The ‘triumph of the human spirit’ magic that baseball embodies has been demonstrated throughout other pivotal moments in history, as referenced by Buster Olney above. In encouraging hopeful, positive and healing coverage as the live action games return, the path is cleared of resistance fostering camaraderie between America and it’s favorite pastime.
However, the beauty of baseball and it’s universal appeal is it’s inclusive nature. Therefore, the more cynical portion of the audience will undoubtedly have concerns, questions and complaints on any adjustments to the structure and format. One of the main issues that has been dissected among the local and national sports media involves whether a 60 game stretch will be enough.
“60 games is not normal but it was the only option. MLB players always give one hundred percent and this year will be no different,” said Dibble.
“If the entire 60 games and playoffs happen, then it will go down in sports history as one of the greatest seasons under the worst circumstances. Some players will become household names. I hope and pray for an amazing few months.”

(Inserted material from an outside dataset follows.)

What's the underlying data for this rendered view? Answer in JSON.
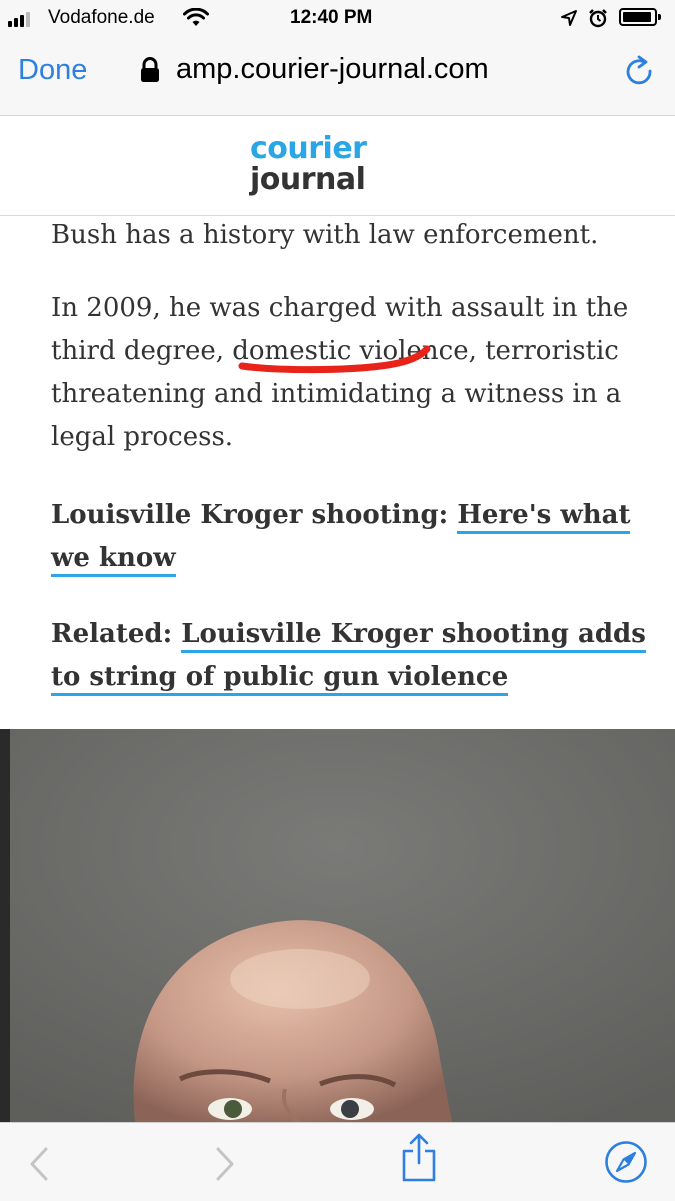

Brian Noe, veteran host on Fox Sports Radio and NBC Sports Northwest, offered an alternative perspective for hosts.
“Call me crazy, but I really don’t think much changes for a host during this unprecedented MLB season. The job still remains to find interesting angles that gain the most traction. I greatly appreciate the players going out and performing during a global pandemic. Ideally, I hope there will be many compelling stories on the field that will be the main focus. However, you can’t force it. Hosts shouldn’t try to shoehorn conversations about middle relievers into shows as if they’re in a baseball-minded city like Boston when they aren’t.

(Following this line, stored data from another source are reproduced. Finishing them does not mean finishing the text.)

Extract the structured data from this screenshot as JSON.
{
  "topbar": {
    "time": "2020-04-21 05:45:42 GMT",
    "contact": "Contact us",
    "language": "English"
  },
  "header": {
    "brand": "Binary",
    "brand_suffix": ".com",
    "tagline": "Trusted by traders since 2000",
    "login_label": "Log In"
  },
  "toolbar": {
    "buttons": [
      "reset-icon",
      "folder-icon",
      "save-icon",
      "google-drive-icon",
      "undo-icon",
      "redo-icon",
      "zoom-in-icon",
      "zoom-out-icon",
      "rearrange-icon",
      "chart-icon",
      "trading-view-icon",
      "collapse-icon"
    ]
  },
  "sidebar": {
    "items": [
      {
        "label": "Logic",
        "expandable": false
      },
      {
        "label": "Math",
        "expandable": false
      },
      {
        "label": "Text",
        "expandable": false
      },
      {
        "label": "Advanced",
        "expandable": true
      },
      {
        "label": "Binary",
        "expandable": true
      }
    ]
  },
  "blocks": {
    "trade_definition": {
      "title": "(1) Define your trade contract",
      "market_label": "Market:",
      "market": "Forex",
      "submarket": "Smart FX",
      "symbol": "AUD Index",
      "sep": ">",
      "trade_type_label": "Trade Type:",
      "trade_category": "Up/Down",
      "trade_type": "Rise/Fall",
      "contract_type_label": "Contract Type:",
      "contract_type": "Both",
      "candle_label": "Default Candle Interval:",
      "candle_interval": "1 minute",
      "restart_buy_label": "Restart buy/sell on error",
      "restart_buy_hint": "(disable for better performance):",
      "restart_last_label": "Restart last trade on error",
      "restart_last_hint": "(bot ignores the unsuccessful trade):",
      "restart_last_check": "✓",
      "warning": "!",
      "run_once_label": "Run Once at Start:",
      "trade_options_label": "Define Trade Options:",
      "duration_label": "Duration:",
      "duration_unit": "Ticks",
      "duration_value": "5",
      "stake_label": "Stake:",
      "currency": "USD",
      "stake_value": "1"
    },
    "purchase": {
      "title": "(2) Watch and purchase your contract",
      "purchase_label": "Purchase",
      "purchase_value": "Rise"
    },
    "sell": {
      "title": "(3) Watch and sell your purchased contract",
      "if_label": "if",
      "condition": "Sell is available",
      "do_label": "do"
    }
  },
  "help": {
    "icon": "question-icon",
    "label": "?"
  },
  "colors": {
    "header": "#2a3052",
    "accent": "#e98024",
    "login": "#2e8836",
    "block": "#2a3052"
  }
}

“It’s a bad approach to create topics out of respect for players that are risking their health. We’re in the ratings business, not the admiration business. We’ve heard it a million times — play the hits. The saying isn’t to talk about a utility outfielder like he’s on a LeBron level out of gratitude for MLB providing entertainment during tough times. The job is to always figure out what listeners are interested in and keep feeding them what they want. Sell what is being bought. Don’t sell what they aren’t buying — even during a pandemic.”